Regulation of transcripts by a DNA methyltransferase inhibitor in in vitro cultured human tubular epithelial cells. Gene ontology terms of transcripts showing differential expression in the decitabine-treated cells. (A) Illustration of regions that showed differential methylation of cultured HKC8 cells treated with 0.5 μM decitabine (5'DAC). CTL, control. (B) The interconnected network analysis highlighted the differential expression of cell adhesion and developmental pathways. These genes are also differentially expressed and methylated in the original CKD dataset. GO, gene ontology.

Figure 7

Gene body cytosine methylation changes drive gene expression differences. RUNX1 methylation and gene expression were examined only (A,B) In the original discovery dataset, the gene body region of RUNX1 was hypomethylated (A) and the corresponding transcript level was increased (B) in the CKD (discovery) dataset.
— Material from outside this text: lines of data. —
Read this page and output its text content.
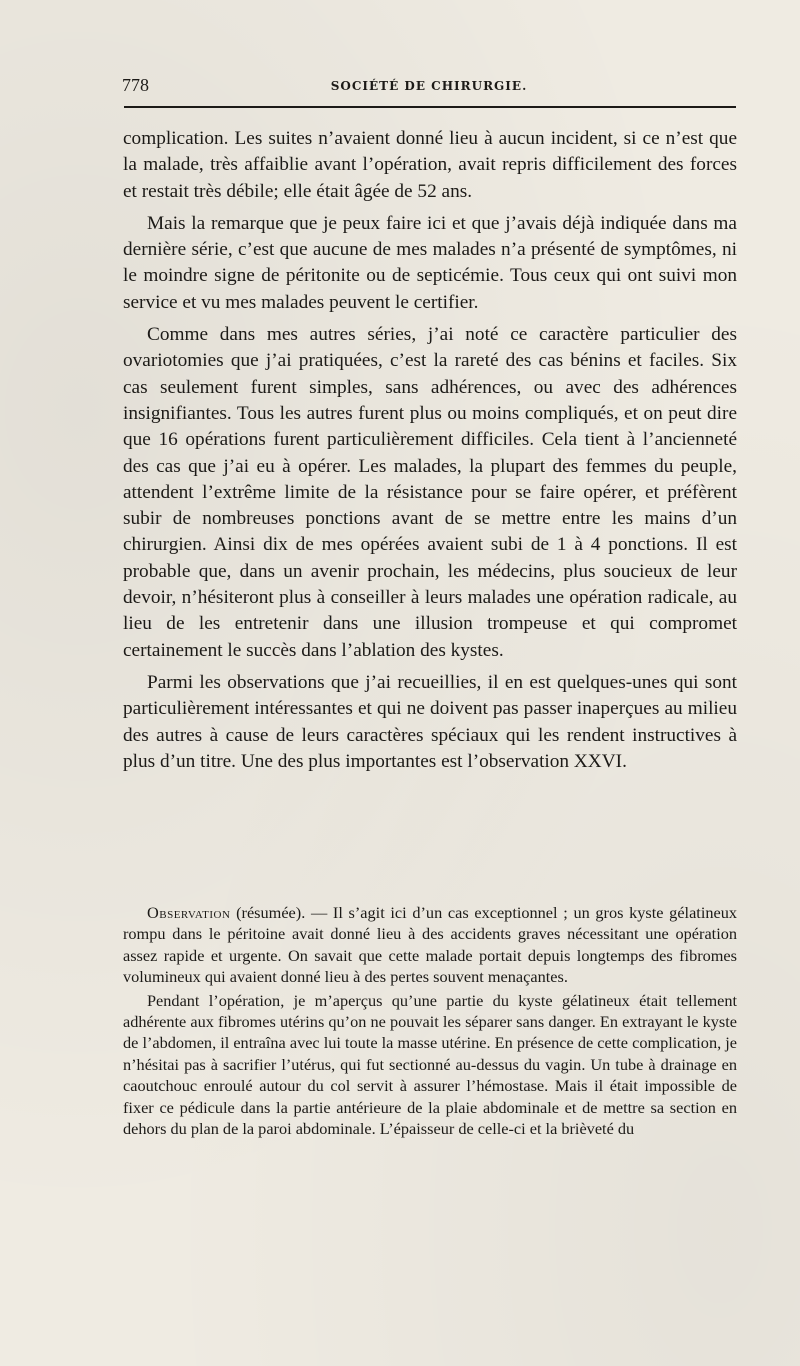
778	SOCIÉTÉ DE CHIRURGIE.

complication. Les suites n’avaient donné lieu à aucun incident, si ce n’est que la malade, très affaiblie avant l’opération, avait repris difficilement des forces et restait très débile; elle était âgée de 52 ans.

Mais la remarque que je peux faire ici et que j’avais déjà indiquée dans ma dernière série, c’est que aucune de mes malades n’a présenté de symptômes, ni le moindre signe de péritonite ou de septicémie. Tous ceux qui ont suivi mon service et vu mes malades peuvent le certifier.

Comme dans mes autres séries, j’ai noté ce caractère particulier des ovariotomies que j’ai pratiquées, c’est la rareté des cas bénins et faciles. Six cas seulement furent simples, sans adhérences, ou avec des adhérences insignifiantes. Tous les autres furent plus ou moins compliqués, et on peut dire que 16 opérations furent particulièrement difficiles. Cela tient à l’ancienneté des cas que j’ai eu à opérer. Les malades, la plupart des femmes du peuple, attendent l’extrême limite de la résistance pour se faire opérer, et préfèrent subir de nombreuses ponctions avant de se mettre entre les mains d’un chirurgien. Ainsi dix de mes opérées avaient subi de 1 à 4 ponctions. Il est probable que, dans un avenir prochain, les médecins, plus soucieux de leur devoir, n’hésiteront plus à conseiller à leurs malades une opération radicale, au lieu de les entretenir dans une illusion trompeuse et qui compromet certainement le succès dans l’ablation des kystes.

Parmi les observations que j’ai recueillies, il en est quelques-unes qui sont particulièrement intéressantes et qui ne doivent pas passer inaperçues au milieu des autres à cause de leurs caractères spéciaux qui les rendent instructives à plus d’un titre. Une des plus importantes est l’observation XXVI.

Observation (résumée). — Il s’agit ici d’un cas exceptionnel ; un gros kyste gélatineux rompu dans le péritoine avait donné lieu à des accidents graves nécessitant une opération assez rapide et urgente. On savait que cette malade portait depuis longtemps des fibromes volumineux qui avaient donné lieu à des pertes souvent menaçantes.

Pendant l’opération, je m’aperçus qu’une partie du kyste gélatineux était tellement adhérente aux fibromes utérins qu’on ne pouvait les séparer sans danger. En extrayant le kyste de l’abdomen, il entraîna avec lui toute la masse utérine. En présence de cette complication, je n’hésitai pas à sacrifier l’utérus, qui fut sectionné au-dessus du vagin. Un tube à drainage en caoutchouc enroulé autour du col servit à assurer l’hémostase. Mais il était impossible de fixer ce pédicule dans la partie antérieure de la plaie abdominale et de mettre sa section en dehors du plan de la paroi abdominale. L’épaisseur de celle-ci et la brièveté du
CTL, control. (C,D) The differential methylation (C) and expression (D) of RUNX1 in the DKD replication dataset. (E,F) Transcript levels are increased (F) in vitro in cultured tubules after decreasing the methylation level of the locus following 0.5 μM decitabine (DAC) treatment (E). (G) Genomic representation of the RUNX1 locus showing DMRs in the DKD dataset and in the CKD dataset. Different tracks are shown for the RUNX1 locus, including RefSeq gene, DMRs in the DKD dataset, DMRs in the CKD cells, and histone ChIP-seq data for H3K4me1 and H3K4me3 for adult kidney cortex and DHS sites from fetal kidneys. In addition, ENCODE-based transcription factor binding sites are also shown.